Sábado, 09 de Julio de 2011

“Cuando recordemos a nuestros patriotas hagamos un homenaje a todos los argentinos”, afirmó la Presidenta

Cristina Fernández encabezó en San Miguel de
Tucumán el acto conmemoratorio del 195º aniversario de la Declaración de la
Independencia Nacional. En la histórica Casa de Tucumán descubrió un acta de
la independencia redactada en castellano y en aymará. Durante el acto, la
jefa de Estado afirmó que la Argentina de hoy “lucha por la segunda
independencia, por una economía que permita tener autodeterminación y que las
decisiones del país se tomen en nuestro país”.

La Presidenta de la Nación fue recibida por el
gobernador tucumano José Alperovich y el intendente de la ciudad de Alderetes,
Julio Silman, con quienes se trasladó al museo “Casa Histórica de la
Independencia”, donde hace 195 años se declaró la independencia
argentina, el 9 de julio de 1816. Luego, junto, al intendente de San Miguel
de Tucumán, Domingo Amaya, y la directora del Museo, Patricia Fernández
Murga, la Presidenta descubrió un manuscrito original con el texto del
“Acta de la Independencia de las Provincias Unidas en Sud America”
en lenguas aymara y castellano, que permanecerán en exposición en el lugar.
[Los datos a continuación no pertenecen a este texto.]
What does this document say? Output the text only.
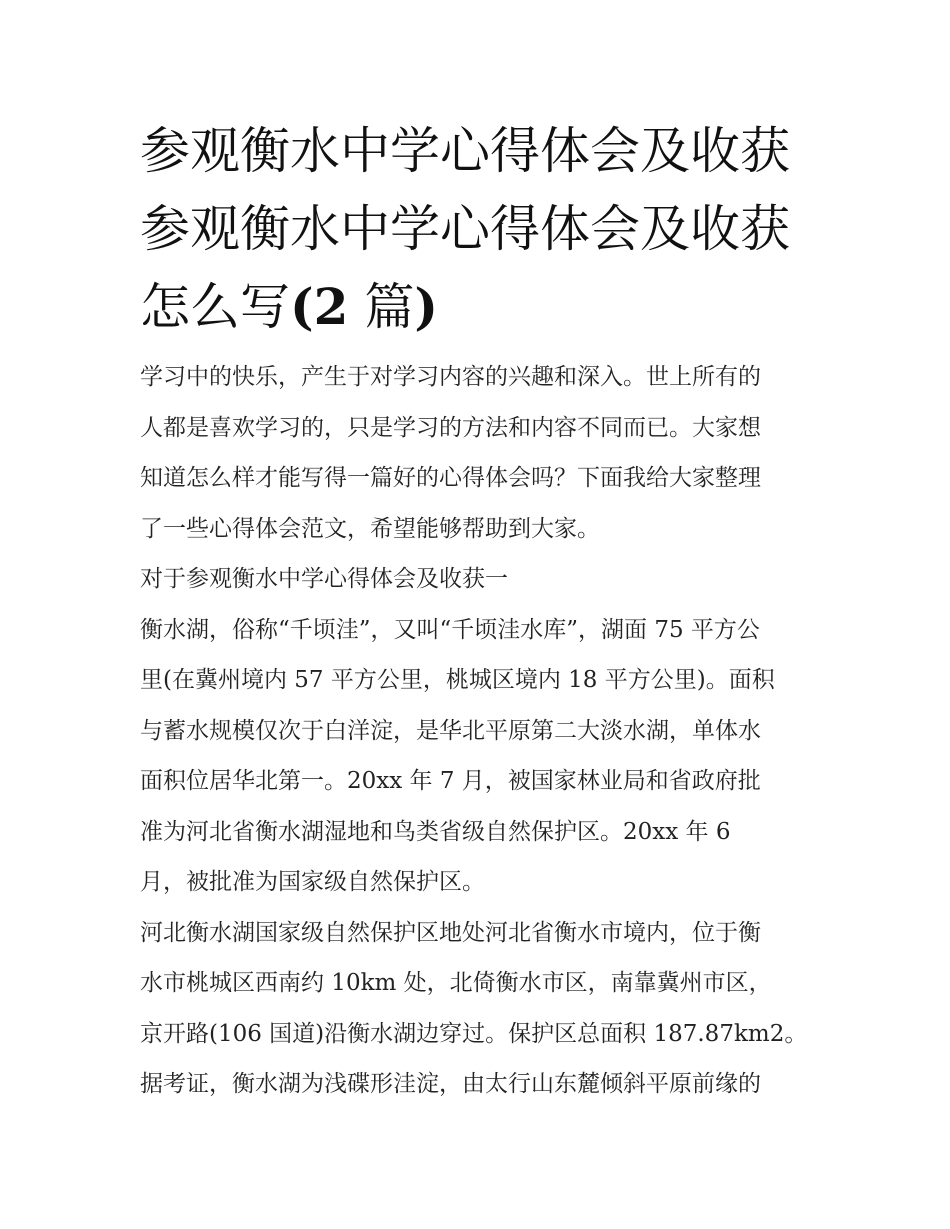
参观衡水中学心得体会及收获
参观衡水中学心得体会及收获
怎么写(2 篇)
学习中的快乐，产生于对学习内容的兴趣和深入。世上所有的
人都是喜欢学习的，只是学习的方法和内容不同而已。大家想
知道怎么样才能写得一篇好的心得体会吗？下面我给大家整理
了一些心得体会范文，希望能够帮助到大家。
对于参观衡水中学心得体会及收获一
衡水湖，俗称“千顷洼”，又叫“千顷洼水库”，湖面 75 平方公
里(在冀州境内 57 平方公里，桃城区境内 18 平方公里)。面积
与蓄水规模仅次于白洋淀，是华北平原第二大淡水湖，单体水
面积位居华北第一。20xx 年 7 月，被国家林业局和省政府批
准为河北省衡水湖湿地和鸟类省级自然保护区。20xx 年 6
月，被批准为国家级自然保护区。
河北衡水湖国家级自然保护区地处河北省衡水市境内，位于衡
水市桃城区西南约 10km 处，北倚衡水市区，南靠冀州市区，
京开路(106 国道)沿衡水湖边穿过。保护区总面积 187.87km2。
据考证，衡水湖为浅碟形洼淀，由太行山东麓倾斜平原前缘的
Desde allí se dirigió hasta el Salón de la Jura de la Independencia donde se
inició el acto conmemorativo de la Independencia. A continuación, la
Presidenta se trasladó hasta el hipódromo de esa ciudad, donde se realizó un
acto en el que brindaron discursos el gobernador Alperovich y la primera
mandataria.

En un mensaje transmitido por cadena nacional,
Cristina Fernández rindió homenaje “a nuestros próceres” de 1816, y
destacó que fueron esos hombres los que “se animaron a declarar la
Independencia”, mostrando la “voluntad de cambio” de todo un
pueblo. En ese sentido, afirmó que la Argentina de hoy “lucha por la
segunda independencia, por una economía que permita tener autodeterminación y
que las decisiones de un país se tomen en nuestro país”.

“Había un rasgo distintivo en todos los
patriotas, no solo la convicción y las ideas, sino la voluntad de cambio”. Al
respecto, resaltó la figura del ex presidente Néstor Kirchner, de quien dijo
que “plantó la bandera de la rebeldía y la irreverencia contra el
establishment que no permitía el desarrollo de Argentina”. Néstor
Kirchner “encaró la lucha por reconstruir una economía devastada”,
aseguró, al tiempo que enfatizó: “No he conocido a nadie con más voluntad y
con una fuerza a la que su cuerpo le quedó chico, para dar todo lo que tenía
por el país”.

“Por eso es bueno recordar a Néstor Kirchner, que
se animó en donde otros decían que era imposible hacerlo, él supo que otro
país era posible como lo supieron esos hombre que construyeron nuestra
historia en condiciones difíciles”, remarcó. “Se animó a tener una política
económica de industrialización, a la educación, a decirle a los poderes
internacionales que la Argentina iba a hacer honor a su deuda, pero no a
costa del hambre y la miseria. Pero también se animó la voluntad de millones
de argentinos que volvieron a creer que el país que alguna vez habían tenido
era posible y apoyaron este proyecto”, aseveró la Presidenta.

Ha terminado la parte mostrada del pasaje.